HESI LPN
HESI Mental Health
1. An LPN/LVN is reviewing the assessment data of a client admitted to the mental health unit. The nurse notes that the admission nurse documented that the client is experiencing anxiety as a result of a situational crisis. The nurse determines that this type of crisis is caused by:
- A. Witnessing a murder
- B. The death of a loved one
- C. A fire that destroyed the client's home
- D. A recent rape episode experienced by the client
Correct answer: B
Rationale: The correct answer is B: 'The death of a loved one.' A situational crisis, like the death of a loved one, can lead to anxiety due to a significant change or loss in the person's life. Choices A, C, and D involve traumatic events, but a situational crisis typically refers to life events that disrupt an individual's normal pattern of living, such as the death of a loved one.
2. What is the most important goal of care for a client diagnosed with generalized anxiety disorder (GAD) who has been taking the benzodiazepine alprazolam (Xanax) long-term? The client will:
- A. Describe a decrease in anxiety using a 1 to 10 anxiety scale.
- B. State the importance of not abruptly stopping the medication.
- C. Not experience dizziness, lightheadedness, or sedation.

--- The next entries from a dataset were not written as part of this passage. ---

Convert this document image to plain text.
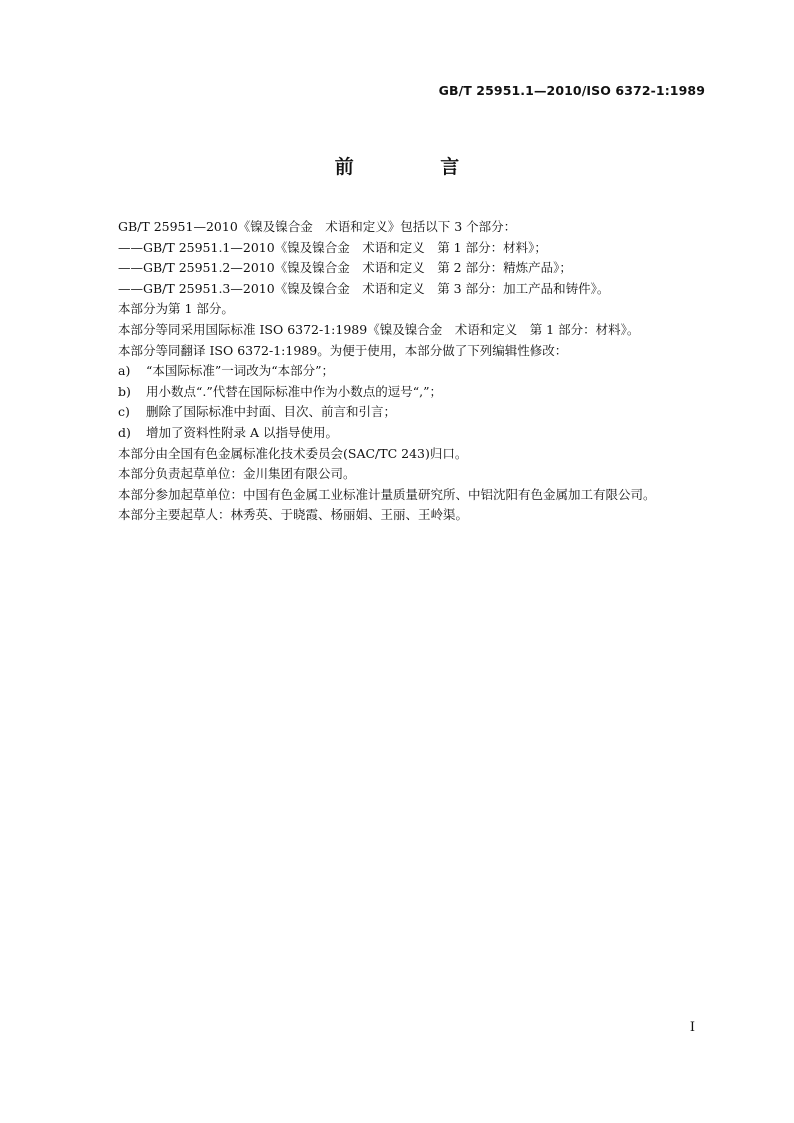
GB/T 25951.1—2010/ISO 6372-1:1989
前 言
GB/T 25951—2010《镍及镍合金　术语和定义》包括以下 3 个部分：
——GB/T 25951.1—2010《镍及镍合金　术语和定义　第 1 部分：材料》；
——GB/T 25951.2—2010《镍及镍合金　术语和定义　第 2 部分：精炼产品》；
——GB/T 25951.3—2010《镍及镍合金　术语和定义　第 3 部分：加工产品和铸件》。
本部分为第 1 部分。
本部分等同采用国际标准 ISO 6372-1:1989《镍及镍合金　术语和定义　第 1 部分：材料》。
本部分等同翻译 ISO 6372-1:1989。为便于使用，本部分做了下列编辑性修改：
a) “本国际标准”一词改为“本部分”；
b) 用小数点“.”代替在国际标准中作为小数点的逗号“,”；
c) 删除了国际标准中封面、目次、前言和引言；
d) 增加了资料性附录 A 以指导使用。
本部分由全国有色金属标准化技术委员会(SAC/TC 243)归口。
本部分负责起草单位：金川集团有限公司。
本部分参加起草单位：中国有色金属工业标准计量质量研究所、中铝沈阳有色金属加工有限公司。
本部分主要起草人：林秀英、于晓霞、杨丽娟、王丽、王岭渠。
I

- D. Attend scheduled individual and group therapy sessions.
Correct answer: B
Rationale: The correct answer is B. The most important goal of care for a client with generalized anxiety disorder (GAD) taking alprazolam long-term is to ensure they understand the importance of not abruptly stopping the medication. Abruptly stopping benzodiazepines can lead to withdrawal symptoms and potential complications. Choice A is not the most critical goal as the focus should be on the safe continuation of the medication. Choice C is important but not as crucial as preventing abrupt discontinuation. Choice D is beneficial for overall treatment but not the most important goal in this scenario.
3. Which statement best demonstrates the nurse's role in ensuring that each client's rights are respected?
- A. Autonomy is a fundamental right for each client.
- B. Client rights are guaranteed by both state and federal laws.
- C. Being respectful and concerned will ensure attentiveness to clients' rights.
- D. Regardless of the client's condition, nurses must respect client rights.
Correct answer: C
Rationale: The statement 'Being respectful and concerned will ensure attentiveness to clients' rights' best demonstrates the nurse's role in ensuring that each client's rights are respected. This choice emphasizes the importance of being attentive and considerate towards clients to uphold their rights. Choice A is too general and lacks the direct connection to the nurse's role. Choice B highlights the legal aspect but does not specifically address the nurse's role. Choice D, although true, is not as comprehensive as choice C in describing the nurse's active role in respecting client rights.
4. An elderly female client with advanced dementia is admitted to the hospital with a fractured hip. The client repeatedly tells the staff, 'Take me home. I want my Mommy.' Which response is best for the nurse to provide?
- A. Orient the client to the time, place, and person.
- B. Tell the client that the nurse is there and will help her.
- C. Remind the client that her mother is no longer living.
- D. Explain the seriousness of her injury and need for hospitalization.
Correct answer: B
Rationale: Those with dementia often refer to home or parents when seeking security and comfort. The nurse should use the techniques of 'offering self' and 'talking to the feelings' to provide reassurance (B). Clients with advanced dementia have permanent physiological changes in the brain (plaques and tangles) that prevent them from comprehending and retaining new information, so choices A, C, and D are likely to be of little use to this client and do not address the emotional needs expressed by the client. Option B acknowledges the client's feelings, offers support, and provides reassurance, which can help comfort the client during this distressing time.
5. What is the most therapeutic nursing response for a client with borderline personality disorder who engages in self-mutilating behavior?
- A. Encourage the client to stop hurting themselves.
- B. Discuss what the client was feeling before self-harming.
- C. Inform the client that the behavior will be reported to their doctor.
- D. Ask the client why they hurt themselves.
Correct answer: B
Rationale: The most therapeutic nursing response for a client with borderline personality disorder engaging in self-mutilating behavior is to discuss what the client was feeling before self-harming. This approach helps in exploring the underlying triggers and emotions that lead to self-harm. Option A is directive and may come across as judgmental rather than empathetic. Option C can lead to feelings of betrayal and breach of trust. Option D is a closed-ended question that may not facilitate open communication or exploration of emotions.